Deep dive into Docker Image Layers

In my previous post Getting started with docker, I explained the basics of docker. In this post, we will be deep diving into docker image layers. We will be covering the following topics in this post,

  1. What are docker image layers?
  2. Why does knowing docker image layers matter?
  3. Where do these intermediary images reside and how to see them?
  4. What are the constituents of a docker container size?

Are you ready? Yes! So let’s start…

What are docker image layers?

When we build a docker image using Dockerfile, you must have seen the logs on the terminal console. There you must have seen some sha IDs that it shows. Those sha IDs are nothing but intermediary image layers IDs.
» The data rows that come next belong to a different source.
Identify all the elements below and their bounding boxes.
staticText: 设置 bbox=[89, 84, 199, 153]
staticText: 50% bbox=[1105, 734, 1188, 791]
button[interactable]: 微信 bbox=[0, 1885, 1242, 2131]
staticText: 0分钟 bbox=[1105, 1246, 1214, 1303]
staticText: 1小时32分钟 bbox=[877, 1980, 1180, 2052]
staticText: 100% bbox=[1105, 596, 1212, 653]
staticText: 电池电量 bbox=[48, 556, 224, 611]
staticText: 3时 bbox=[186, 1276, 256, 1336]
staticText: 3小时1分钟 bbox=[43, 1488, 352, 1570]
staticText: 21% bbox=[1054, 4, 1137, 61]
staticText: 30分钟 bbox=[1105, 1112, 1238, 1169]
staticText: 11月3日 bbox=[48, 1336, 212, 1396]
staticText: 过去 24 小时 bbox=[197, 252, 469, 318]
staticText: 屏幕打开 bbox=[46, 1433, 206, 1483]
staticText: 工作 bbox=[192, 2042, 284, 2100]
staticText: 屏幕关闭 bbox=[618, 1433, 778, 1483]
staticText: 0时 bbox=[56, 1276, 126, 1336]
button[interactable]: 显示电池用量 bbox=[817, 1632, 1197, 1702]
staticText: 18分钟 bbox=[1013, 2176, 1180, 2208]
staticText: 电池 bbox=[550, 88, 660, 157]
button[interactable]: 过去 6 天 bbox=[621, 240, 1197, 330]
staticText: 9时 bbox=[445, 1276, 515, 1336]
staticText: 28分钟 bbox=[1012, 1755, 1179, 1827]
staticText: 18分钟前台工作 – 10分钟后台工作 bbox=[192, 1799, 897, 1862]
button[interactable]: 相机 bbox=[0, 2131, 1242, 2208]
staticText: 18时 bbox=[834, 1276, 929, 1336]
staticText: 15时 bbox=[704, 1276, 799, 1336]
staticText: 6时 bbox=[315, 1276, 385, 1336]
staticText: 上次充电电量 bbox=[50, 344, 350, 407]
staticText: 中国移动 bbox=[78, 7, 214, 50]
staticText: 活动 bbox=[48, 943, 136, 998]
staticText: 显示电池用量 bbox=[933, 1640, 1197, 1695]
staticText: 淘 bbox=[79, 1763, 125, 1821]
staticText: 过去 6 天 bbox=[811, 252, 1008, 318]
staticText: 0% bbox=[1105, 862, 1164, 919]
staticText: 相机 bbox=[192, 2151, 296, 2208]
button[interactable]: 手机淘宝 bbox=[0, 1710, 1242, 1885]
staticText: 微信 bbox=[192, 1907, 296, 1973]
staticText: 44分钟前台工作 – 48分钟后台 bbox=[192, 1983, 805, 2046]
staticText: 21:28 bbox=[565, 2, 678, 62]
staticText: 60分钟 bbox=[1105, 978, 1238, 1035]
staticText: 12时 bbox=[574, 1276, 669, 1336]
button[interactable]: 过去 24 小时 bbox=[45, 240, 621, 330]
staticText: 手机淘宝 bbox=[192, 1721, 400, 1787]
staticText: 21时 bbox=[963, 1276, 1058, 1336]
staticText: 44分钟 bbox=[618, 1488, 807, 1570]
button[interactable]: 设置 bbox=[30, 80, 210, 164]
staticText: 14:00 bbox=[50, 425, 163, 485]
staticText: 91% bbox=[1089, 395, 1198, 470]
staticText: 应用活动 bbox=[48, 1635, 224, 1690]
 docker build -f Dockerfile.new -t bitphile/test-image .      (base)
Sending build context to Docker daemon  7.168kB
Step 1/4 : FROM alpine
 ---> da7260331371
Step 2/4 : COPY app.sh ./app.sh
 ---> 198fdf85c15b
Step 3/4 : RUN chmod +x app.sh
 ---> Running in cf5c357a3254
Removing intermediate container cf5c357a3254
 ---> 8e758ee45de3
Step 4/4 : ENTRYPOINT ["./app.sh"]
 ---> Running in 857700b4b452
Removing intermediate container 857700b4b452
 ---> 4d85107b2c59
Successfully built 4d85107b2c59
Successfully tagged bitphile/test-image:latest

A docker image is made up of several docker image layers. Each of the commands in Dockerfile stacks up a new image layer on top of the previous one.

Note: Commands in Dockerfile are those instructions which do some changes in the file system. Any change made in the file system creates a new image layer. So, commands are responsible for the creation of a new image layer. For example, COPY, RUN, etc are commands.

The following image shows the docker image layers having ID and their corresponding parent layer ID.

Docker-image-layers

Note: Each of the layers coming on top of the existing one depends on their parent layer. Changing the sequence may altogether change the final image. Caching of image layers also depends upon this (upcoming sections).

R/W image layers

An image layer can be read-only or read and write. All the intermediate image layers are read-only. One can’t create a file in any of those layers. If anyone of you has worked on docker must be thinking, bitPhile is saying wrong as we can create files in running docker container.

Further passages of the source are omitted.